One of the scary, but compelling, bits of having a blog is seeing how people found you. TypePad offer referring addresses which make this very easy, but all it does is make you wonder whether most of the people visiting you are on their way to somewhere else. (It also reveals how well trackback spam works.) Here’s a sampling of the past few hours:
- Google search for ‘gay male sex’ took the hapless user to my Directory of Firewalls (this may have something to do with some nasty trackback spam I hadn’t spotted, but don’t you think the page title would have given the game away? Or does ‘firewall’ mean something different to some people?);
- Some lonely soul in Argentina searching for ‘free horse sex’ found my piece on Yahoo! buying Oddpost (same trackback thing, it turns out);
- Some dissatisfied worker bee looking on Google for ‘how employee revenge company’ may actually have been satisfied to read my post on Spam As Revenge, which wasn’t supposed to be a primer;
- A lot of folk seem to be looking for cracks — serial numbers, or software that’s been tampered with so it will run without a serial number. Sorry, guys, don’t have that kind of thing here.

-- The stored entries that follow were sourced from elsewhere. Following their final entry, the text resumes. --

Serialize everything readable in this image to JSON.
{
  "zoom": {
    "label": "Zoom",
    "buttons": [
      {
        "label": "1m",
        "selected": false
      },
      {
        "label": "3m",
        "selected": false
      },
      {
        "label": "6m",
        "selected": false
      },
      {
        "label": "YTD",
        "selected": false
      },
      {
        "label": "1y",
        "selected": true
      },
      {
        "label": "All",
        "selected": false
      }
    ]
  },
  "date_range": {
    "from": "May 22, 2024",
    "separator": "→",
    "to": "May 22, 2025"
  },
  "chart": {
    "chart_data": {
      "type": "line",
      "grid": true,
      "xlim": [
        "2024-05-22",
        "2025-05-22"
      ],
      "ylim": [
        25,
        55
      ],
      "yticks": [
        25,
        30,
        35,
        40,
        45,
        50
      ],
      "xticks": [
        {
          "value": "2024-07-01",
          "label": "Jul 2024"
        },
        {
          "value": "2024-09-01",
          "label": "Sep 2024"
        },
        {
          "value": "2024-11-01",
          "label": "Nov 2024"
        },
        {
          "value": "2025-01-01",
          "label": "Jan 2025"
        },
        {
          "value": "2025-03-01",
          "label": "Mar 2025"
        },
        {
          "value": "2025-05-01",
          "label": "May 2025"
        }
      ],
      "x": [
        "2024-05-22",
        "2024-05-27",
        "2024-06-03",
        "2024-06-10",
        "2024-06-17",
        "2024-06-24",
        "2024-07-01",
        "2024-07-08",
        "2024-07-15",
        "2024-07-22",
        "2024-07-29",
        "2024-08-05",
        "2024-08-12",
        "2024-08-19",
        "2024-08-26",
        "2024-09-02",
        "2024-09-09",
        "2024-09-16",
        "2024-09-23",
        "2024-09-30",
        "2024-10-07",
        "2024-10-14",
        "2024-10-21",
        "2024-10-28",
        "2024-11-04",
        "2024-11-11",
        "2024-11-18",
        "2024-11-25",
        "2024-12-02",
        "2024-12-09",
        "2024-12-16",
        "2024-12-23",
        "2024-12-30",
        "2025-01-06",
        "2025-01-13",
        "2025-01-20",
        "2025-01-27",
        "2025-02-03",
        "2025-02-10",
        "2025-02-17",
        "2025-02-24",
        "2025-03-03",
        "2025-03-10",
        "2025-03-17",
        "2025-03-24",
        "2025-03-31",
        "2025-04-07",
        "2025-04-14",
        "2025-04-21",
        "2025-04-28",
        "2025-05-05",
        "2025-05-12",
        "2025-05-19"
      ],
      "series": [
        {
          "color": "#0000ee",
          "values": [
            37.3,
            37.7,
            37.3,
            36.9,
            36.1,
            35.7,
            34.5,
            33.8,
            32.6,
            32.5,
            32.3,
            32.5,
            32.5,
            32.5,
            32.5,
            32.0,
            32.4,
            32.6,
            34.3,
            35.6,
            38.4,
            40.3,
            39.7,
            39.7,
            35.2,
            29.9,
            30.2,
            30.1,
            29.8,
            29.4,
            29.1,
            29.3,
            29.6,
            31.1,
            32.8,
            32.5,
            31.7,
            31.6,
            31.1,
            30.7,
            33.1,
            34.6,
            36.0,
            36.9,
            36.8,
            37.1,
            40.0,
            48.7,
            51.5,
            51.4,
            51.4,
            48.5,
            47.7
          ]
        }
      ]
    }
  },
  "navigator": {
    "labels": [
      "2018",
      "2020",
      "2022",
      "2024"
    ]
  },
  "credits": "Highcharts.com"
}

- One guy — a John Dvorak fan? A classical music lover? Or John himself? — was looking on Google for ‘all praise Dvorak’, and found only my piece on John’s dislike for tags (and A list bloggers);
- Another guy was using Google to find out ‘where to sell porn material’, and found my posting from a couple of years back on the growth of porn (he’s not going to be happy that the title sounds like it was just up his street: News: Wanna Get Rich? Sell Porn. Once again, not intended to be a primer. Good luck on the porn selling, dude.
That said, most of the searches seem to be pretty good matches. Only now I dread to think what kind of search results this posting is going to end up in.
I’m kinda confused as to what a trackback is/does and how it linked bizzare searches to your blog …
Akshay, as I understand it, what happens is this:
* spammer links to a page on my blog
* this triggers TypePad to create a TrackBack
* TypePad creates a TrackBack entry on my blog, which includes a title and excerpt to the site that is linking to my blog posting
* That title can include a link, or several, which the spammer would use to include links to the sites he’s trying to promote
* The excerpt would include some keywords (“Buy accutane,cheap albuterol” etc)
* These keywords would then start being included on search engines
* Users of search engines looking for these products would see my blog pages appear and visit them
* A side benefit would be folk visiting those pages anyway, and seeing the ‘ads’.